T-SQL Programming Guidelines
In this article, I share the 20 Programming Guidelines that I follow when working with T-SQL (MS SQL SERVER).
These guidelines have been developed over 10+ Years while working with a multi-terabyte database system.
1. Filter Condition – When joining physical tables in a query, there must be at least 1 filter condition (WHERE col1 = @par1) on any of the joining tables, to narrow down the result set. We must not get all the data from the table/tables, only get the data that is currently needed by the application.
2. Data Type Mismatch – When creating temporary objects in our stored procedures (# or @), it is important that the data types of the columns in the object, are the same as the data types of columns from which the data will be fetched. The same must be followed for local variables as well. Even for Table Joins, the columns on either side of the equality, must have matching datatypes, else it causes the Optimizer to convert implicitly, which affects performance negatively.
3. SET V/S SELECT –
We must use SET when:
Assigning a value to a variable from a query, as, if multiple values are returned from the query, SET throws an exception, whereas SELECT assigns the first returned value which may not be the right one.
We must use SELECT when:
Assigning values to multiple variables from a query. This should be used only when this assignment is not being made in a loop or multiple times in a stored procedure, as, if the current value becomes NULL, SELECT retains the previous value, which would be incorrect, in such cases use SET.

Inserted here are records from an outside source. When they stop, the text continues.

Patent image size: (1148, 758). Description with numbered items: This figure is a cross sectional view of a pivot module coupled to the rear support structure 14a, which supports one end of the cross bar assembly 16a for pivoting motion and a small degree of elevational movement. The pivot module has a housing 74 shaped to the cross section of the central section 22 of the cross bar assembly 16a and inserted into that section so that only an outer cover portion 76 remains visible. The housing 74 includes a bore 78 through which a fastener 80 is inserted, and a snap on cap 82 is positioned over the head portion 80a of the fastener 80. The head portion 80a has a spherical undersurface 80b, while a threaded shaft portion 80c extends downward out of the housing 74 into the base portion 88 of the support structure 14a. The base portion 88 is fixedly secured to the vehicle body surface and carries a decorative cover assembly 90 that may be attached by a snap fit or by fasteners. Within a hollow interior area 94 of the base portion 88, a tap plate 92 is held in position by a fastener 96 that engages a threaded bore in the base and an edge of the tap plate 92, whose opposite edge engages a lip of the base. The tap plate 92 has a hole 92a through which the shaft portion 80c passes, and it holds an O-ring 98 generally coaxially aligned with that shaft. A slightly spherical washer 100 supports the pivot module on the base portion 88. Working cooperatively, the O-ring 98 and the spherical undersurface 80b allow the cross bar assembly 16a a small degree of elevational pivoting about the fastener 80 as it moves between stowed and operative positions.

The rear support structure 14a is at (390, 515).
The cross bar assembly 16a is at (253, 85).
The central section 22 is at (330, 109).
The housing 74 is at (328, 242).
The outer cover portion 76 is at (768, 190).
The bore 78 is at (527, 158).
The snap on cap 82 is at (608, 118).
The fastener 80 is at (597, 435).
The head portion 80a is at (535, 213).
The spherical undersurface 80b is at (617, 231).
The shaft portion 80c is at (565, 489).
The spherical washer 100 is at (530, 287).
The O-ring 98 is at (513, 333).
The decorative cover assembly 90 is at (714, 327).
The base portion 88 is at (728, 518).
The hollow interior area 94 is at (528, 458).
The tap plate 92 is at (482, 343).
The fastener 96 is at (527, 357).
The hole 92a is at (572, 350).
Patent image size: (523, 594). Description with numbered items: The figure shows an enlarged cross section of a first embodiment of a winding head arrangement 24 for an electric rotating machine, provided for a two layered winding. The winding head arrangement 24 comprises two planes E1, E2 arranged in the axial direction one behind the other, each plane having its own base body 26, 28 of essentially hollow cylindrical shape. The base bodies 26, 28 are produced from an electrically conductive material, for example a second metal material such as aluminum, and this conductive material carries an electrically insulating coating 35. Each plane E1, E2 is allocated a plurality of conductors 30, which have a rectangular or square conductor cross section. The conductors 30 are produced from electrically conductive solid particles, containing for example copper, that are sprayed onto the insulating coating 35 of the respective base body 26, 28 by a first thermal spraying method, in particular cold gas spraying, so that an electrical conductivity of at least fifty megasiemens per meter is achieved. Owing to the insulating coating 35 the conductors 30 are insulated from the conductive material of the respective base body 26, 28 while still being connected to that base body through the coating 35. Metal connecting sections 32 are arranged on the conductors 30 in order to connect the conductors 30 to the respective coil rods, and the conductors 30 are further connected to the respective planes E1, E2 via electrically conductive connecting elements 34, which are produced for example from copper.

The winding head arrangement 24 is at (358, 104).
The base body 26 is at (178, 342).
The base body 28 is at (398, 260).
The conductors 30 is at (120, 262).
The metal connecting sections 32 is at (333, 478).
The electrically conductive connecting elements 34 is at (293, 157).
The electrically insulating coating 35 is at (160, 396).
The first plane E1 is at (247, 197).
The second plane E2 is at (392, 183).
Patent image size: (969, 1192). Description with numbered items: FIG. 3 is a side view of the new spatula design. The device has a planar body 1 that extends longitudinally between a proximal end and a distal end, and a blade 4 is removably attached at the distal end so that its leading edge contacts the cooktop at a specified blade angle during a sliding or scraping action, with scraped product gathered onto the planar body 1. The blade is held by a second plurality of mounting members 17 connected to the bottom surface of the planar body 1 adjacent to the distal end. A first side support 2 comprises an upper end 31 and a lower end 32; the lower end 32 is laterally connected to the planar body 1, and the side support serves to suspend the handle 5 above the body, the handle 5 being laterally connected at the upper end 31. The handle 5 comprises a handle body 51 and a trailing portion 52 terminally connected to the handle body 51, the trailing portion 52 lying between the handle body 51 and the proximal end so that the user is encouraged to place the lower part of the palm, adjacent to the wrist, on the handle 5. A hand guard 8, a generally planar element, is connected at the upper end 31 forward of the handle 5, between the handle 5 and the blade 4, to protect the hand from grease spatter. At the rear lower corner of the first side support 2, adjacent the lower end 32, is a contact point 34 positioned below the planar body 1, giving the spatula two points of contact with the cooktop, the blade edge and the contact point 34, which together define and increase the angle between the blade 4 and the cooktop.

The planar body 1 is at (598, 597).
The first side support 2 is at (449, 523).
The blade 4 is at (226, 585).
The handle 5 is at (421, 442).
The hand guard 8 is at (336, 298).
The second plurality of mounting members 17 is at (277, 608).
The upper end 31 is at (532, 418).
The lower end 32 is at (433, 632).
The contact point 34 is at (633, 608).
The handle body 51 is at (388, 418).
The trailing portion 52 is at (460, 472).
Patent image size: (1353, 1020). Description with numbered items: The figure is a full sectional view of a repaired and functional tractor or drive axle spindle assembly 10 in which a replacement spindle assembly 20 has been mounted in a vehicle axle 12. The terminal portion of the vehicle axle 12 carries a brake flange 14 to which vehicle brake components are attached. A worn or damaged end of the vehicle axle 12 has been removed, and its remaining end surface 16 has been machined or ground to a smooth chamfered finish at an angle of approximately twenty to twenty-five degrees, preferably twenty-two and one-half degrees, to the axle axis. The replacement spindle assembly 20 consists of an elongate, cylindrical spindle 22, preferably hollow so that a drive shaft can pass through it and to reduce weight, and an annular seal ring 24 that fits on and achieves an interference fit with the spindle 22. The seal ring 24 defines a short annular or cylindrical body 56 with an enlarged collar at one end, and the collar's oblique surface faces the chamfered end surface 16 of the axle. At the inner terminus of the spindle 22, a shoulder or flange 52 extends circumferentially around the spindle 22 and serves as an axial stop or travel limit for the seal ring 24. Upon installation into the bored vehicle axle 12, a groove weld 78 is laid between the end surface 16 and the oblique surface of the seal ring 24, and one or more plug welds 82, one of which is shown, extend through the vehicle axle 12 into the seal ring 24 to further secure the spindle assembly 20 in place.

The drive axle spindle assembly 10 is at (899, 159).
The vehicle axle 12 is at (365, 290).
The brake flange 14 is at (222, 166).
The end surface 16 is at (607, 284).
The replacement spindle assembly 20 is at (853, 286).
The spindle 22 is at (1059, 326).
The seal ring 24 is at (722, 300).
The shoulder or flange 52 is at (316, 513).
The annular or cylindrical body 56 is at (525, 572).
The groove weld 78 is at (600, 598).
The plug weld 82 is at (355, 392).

4. Placement of Filter Conditions in Outer Joins – While using an outer join, if the filter condition is placed in the ON Clause, it will apply the filter condition and then add the outer rows, whereas if the condition is placed in the WHERE Clause, the filter condition is applied after the outer rows have already been added. Hence it is important to show extreme precaution when using Outer Joins with filter conditions.
5. Temp Table v/s Table Variable – In our procedures, for temporary processing purposes if temporary objects have been created then the general rule is to use temporary tables (# tables) if we are going to store more than 50 rows in that object and Table Variables (@ tables) for lesser number of rows to ensure correct estimation in execution plans. A more generalized approach is for storing lookup data temporarily – use table variables and for transactional data – use temporary tables.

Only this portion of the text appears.